В воскресенье первой недели поста старуха пекла оладьи, а они всё подгорали у неё; красная от огня, она гневно кричала:
— А, черти бы вас взяли…
И вдруг, понюхав сковороду, потемнела, швырнула сковородник на пол и завыла:
— Ба-атюшки, сковорода-то скоромная, поганая, не выжгла ведь я её в чистый-то понедельник, го-осподи! Встала на колени и просила со слезами:
— Господи-батюшка, прости меня, окаянную, ради страстей твоих! Не покарай, господи, дуру старую…
Выпечённые оладьи отдали собакам, сковородку выжгли, а невестка стала в ссорах упрекать свекровь:
— Вы даже в посте на скоромных сковородах печёте…
Они вовлекали бога своего во все дела дома, во все углы своей маленькой жизни — от этого нищая жизнь приобретала внешнюю значительность и важность, казалась ежечасным служением высшей силе. Это вовлечение бога в скучные пустяки подавляло меня, и невольно я всё оглядывался по углам, чувствуя себя под чьим-то невидимым надзором, а ночами меня окутывал холодным облаком страх, — он исходил из угла кухни, где перед тёмными образами горела неугасимая лампада.

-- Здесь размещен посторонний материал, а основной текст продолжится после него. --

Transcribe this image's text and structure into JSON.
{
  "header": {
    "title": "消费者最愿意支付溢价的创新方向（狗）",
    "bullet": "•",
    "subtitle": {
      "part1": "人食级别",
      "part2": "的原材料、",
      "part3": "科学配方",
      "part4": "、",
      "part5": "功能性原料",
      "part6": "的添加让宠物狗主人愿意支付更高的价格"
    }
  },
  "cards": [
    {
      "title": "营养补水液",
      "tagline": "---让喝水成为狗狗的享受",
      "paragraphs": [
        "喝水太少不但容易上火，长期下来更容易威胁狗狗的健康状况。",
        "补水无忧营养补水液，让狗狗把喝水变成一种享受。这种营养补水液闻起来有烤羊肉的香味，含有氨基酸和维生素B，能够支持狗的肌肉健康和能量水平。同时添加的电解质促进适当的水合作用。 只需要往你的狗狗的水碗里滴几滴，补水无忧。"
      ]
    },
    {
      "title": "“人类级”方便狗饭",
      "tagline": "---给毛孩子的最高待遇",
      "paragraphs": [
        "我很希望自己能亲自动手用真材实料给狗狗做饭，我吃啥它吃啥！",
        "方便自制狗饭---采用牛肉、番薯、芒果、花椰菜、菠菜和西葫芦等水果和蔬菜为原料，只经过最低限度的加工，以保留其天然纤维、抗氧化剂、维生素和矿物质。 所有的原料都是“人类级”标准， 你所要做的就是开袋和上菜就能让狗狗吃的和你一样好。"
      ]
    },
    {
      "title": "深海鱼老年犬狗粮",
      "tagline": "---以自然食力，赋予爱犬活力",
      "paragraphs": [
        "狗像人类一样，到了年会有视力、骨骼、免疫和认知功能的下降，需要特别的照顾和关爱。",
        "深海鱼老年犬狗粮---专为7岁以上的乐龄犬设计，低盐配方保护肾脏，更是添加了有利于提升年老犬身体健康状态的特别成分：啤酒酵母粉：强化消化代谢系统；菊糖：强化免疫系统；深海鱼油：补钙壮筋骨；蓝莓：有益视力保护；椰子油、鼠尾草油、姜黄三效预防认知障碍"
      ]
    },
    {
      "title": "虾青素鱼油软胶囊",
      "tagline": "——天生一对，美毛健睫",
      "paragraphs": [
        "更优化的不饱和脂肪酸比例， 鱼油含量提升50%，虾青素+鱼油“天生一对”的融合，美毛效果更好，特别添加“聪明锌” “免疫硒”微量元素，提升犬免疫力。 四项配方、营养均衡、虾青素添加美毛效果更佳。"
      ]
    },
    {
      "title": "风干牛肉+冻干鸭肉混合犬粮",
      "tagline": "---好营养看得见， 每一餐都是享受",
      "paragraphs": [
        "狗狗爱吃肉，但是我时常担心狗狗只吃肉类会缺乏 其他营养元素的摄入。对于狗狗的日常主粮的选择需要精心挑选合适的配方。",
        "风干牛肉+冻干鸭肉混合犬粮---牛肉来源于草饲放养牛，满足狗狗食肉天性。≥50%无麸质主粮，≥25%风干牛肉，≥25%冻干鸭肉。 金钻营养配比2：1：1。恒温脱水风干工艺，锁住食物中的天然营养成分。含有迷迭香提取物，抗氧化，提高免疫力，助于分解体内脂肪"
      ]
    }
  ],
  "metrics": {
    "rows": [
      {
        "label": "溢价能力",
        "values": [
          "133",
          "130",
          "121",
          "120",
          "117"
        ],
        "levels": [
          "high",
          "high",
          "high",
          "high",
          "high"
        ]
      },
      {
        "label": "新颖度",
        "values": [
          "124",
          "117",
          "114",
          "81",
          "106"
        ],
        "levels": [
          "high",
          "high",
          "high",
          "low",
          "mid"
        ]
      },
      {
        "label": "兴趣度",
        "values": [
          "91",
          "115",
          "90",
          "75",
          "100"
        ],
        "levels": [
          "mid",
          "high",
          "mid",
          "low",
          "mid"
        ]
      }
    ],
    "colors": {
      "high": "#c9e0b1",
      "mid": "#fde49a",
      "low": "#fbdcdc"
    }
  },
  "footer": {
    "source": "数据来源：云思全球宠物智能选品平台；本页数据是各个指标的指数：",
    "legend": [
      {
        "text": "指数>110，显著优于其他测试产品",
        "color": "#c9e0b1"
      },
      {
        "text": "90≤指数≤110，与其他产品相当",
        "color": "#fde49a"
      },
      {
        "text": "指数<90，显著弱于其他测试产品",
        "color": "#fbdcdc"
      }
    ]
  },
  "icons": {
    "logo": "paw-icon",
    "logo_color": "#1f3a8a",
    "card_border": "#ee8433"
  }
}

Рядом с полкой — большое окно, две рамы, разъединённые стойкой; бездонная синяя пустота смотрит в окно, кажется, что дом, кухня, я — всё висит на самом краю этой пустоты и, если сделать резкое движение, всё сорвётся в синюю, холодную дыру и полетит куда-то мимо звёзд, в мёртвой тишине, без шума, как тонет камень, брошенный в воду. Долго я лежал неподвижно, боясь перевернуться с боку на бок, ожидая страшного конца жизни.
Не помню, как я вылечился от этого страха, но я вылечился скоро; разумеется, мне помог в этом добрый бог бабушки, и я думаю, что уже тогда почувствовал простую истину: мною ничего плохого ещё не сделано, без вины наказывать меня — не закон, а за чужие грехи я не ответчик.